Monday, September 13, 2010

More Evidence About How Hard Mega Projects Are and How There Are Probably Better Ways.

A few days ago an important paper was published in the British Medical Journal.

BMJ 2010; 341:c4564 doi: 10.1136/bmj.c4564 (Published 2 September 2010)

Cite this as: BMJ 2010; 341:c4564

Implementation and adoption of nationwide electronic health records in secondary care in England: qualitative analysis of interim results from a prospective national evaluation

  1. Ann Robertson1,
  2. Kathrin Cresswell1,
  3. Amirhossein Takian2,

For full list see the paper - there are about 20!

  1. Correspondence to: A Sheikh, professor of primary care research and development,
  • Accepted 5 August 2010


Objectives To describe and evaluate the implementation and adoption of detailed electronic health records in secondary care in England and thereby provide early feedback for the ongoing local and national rollout of the NHS Care Records Service.

Design A mixed methods, longitudinal, multisite, socio-technical case study.

Setting Five NHS acute hospital and mental health trusts that have been the focus of early implementation efforts and at which interim data collection and analysis are complete.

Data sources and analysis Dataset for the evaluation consists of semi-structured interviews, documents and field notes, observations, and quantitative data. Qualitative data were analysed thematically with a socio-technical coding matrix, combined with additional themes that emerged from the data.

Main results Hospital electronic health record applications are being developed and implemented far more slowly than was originally envisioned; the top-down, standardised approach has needed to evolve to admit more variation and greater local choice, which hospital trusts want in order to support local activity. Despite considerable delays and frustrations, support for electronic health records remains strong, including from NHS clinicians. Political and financial factors are now perceived to threaten nationwide implementation of electronic health records. Interviewees identified a range of consequences of long term, centrally negotiated contracts to deliver the NHS Care Records Service in secondary care, particularly as NHS trusts themselves are not party to these contracts. These include convoluted communication channels between different stakeholders, unrealistic deployment timelines, delays, and applications that could not quickly respond to changing national and local NHS priorities. Our data suggest support for a “middle-out” approach to implementing hospital electronic health records, combining government direction with increased local autonomy, and for restricting detailed electronic health record sharing to local health communities.

Conclusions Experiences from the early implementation sites, which have received considerable attention, financial investment and support, indicate that delivering improved healthcare through nationwide electronic health records will be a long, complex, and iterative process requiring flexibility and local adaptability both with respect to the systems and the implementation strategy. The more tailored, responsive approach that is emerging is becoming better aligned with NHS organisations’ perceived needs and is, if pursued, likely to deliver clinically useful electronic health record systems.

The full paper is accessible from here (free) along with some additional web-only material.

What I found most interesting in this were the voices of the individual clinicians who clearly seemed to recognise the value in a working system but who were frustrated about the inflexibilities, slowness and inefficiencies that seemed to be associated with reaching a practical end-point.

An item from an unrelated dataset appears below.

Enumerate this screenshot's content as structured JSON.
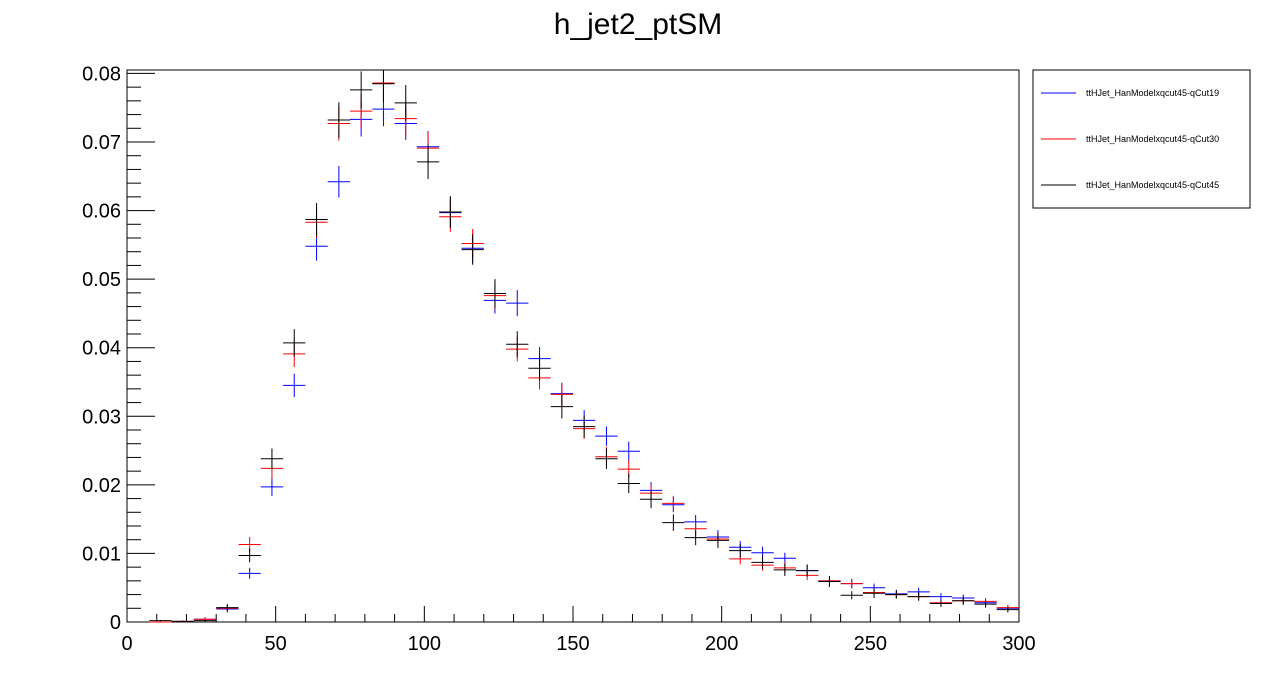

It is also clear that and complex system implementation needs to be addressed at a coherent organisation that can work well internally to solve problems. This means there needs to be, in my view, implementation flexibility at the level of the area health service or region. The approach of state-wide implementations and equally the approach of giving every tiny organisation too much choice in how they proceed both seem to be problematic - as we have seen here in Australia.

The key to success I believe is to be clear just what aspect of any initiative need to be locally driven, what needs to be state driven and what should be nationally consistent. Getting this right can save a lot of money and angst!

This work and the papers that follow will become regarded as classics of the Health IT literature and those who worked on it are to be congratulated.

The lessons are pretty clear. I hope the relevant authorities are listening.



Anonymous said...

One other thing, stop allowing clinicians to direct business initiatives, they are NOT the experts here and are the cause of a good majority of failures within health IT projects.

They should stick to their area of expertise.

Anonymous said...

Actually, I find that clinicians are pretty good, because they understand the business processes and the business. Of course they need to be working with their IT staff, or to be getting good advice from their IT staff. Let's not forget that putting in a new system includes a whole range of components - people, processes, policies, and oh yes a bit of technology. Good IT people can communicate, listen and build the technology components to fit the business requirements, which as stated in the article above need to be 'clinically useful'! What does DOCTOR More think about this?

Dr David More MB, PhD, FACHI said...

My view,

If both clinicians and technologists are not properly involved and are dead meat on these projects.

This is not easy..but it is crucial!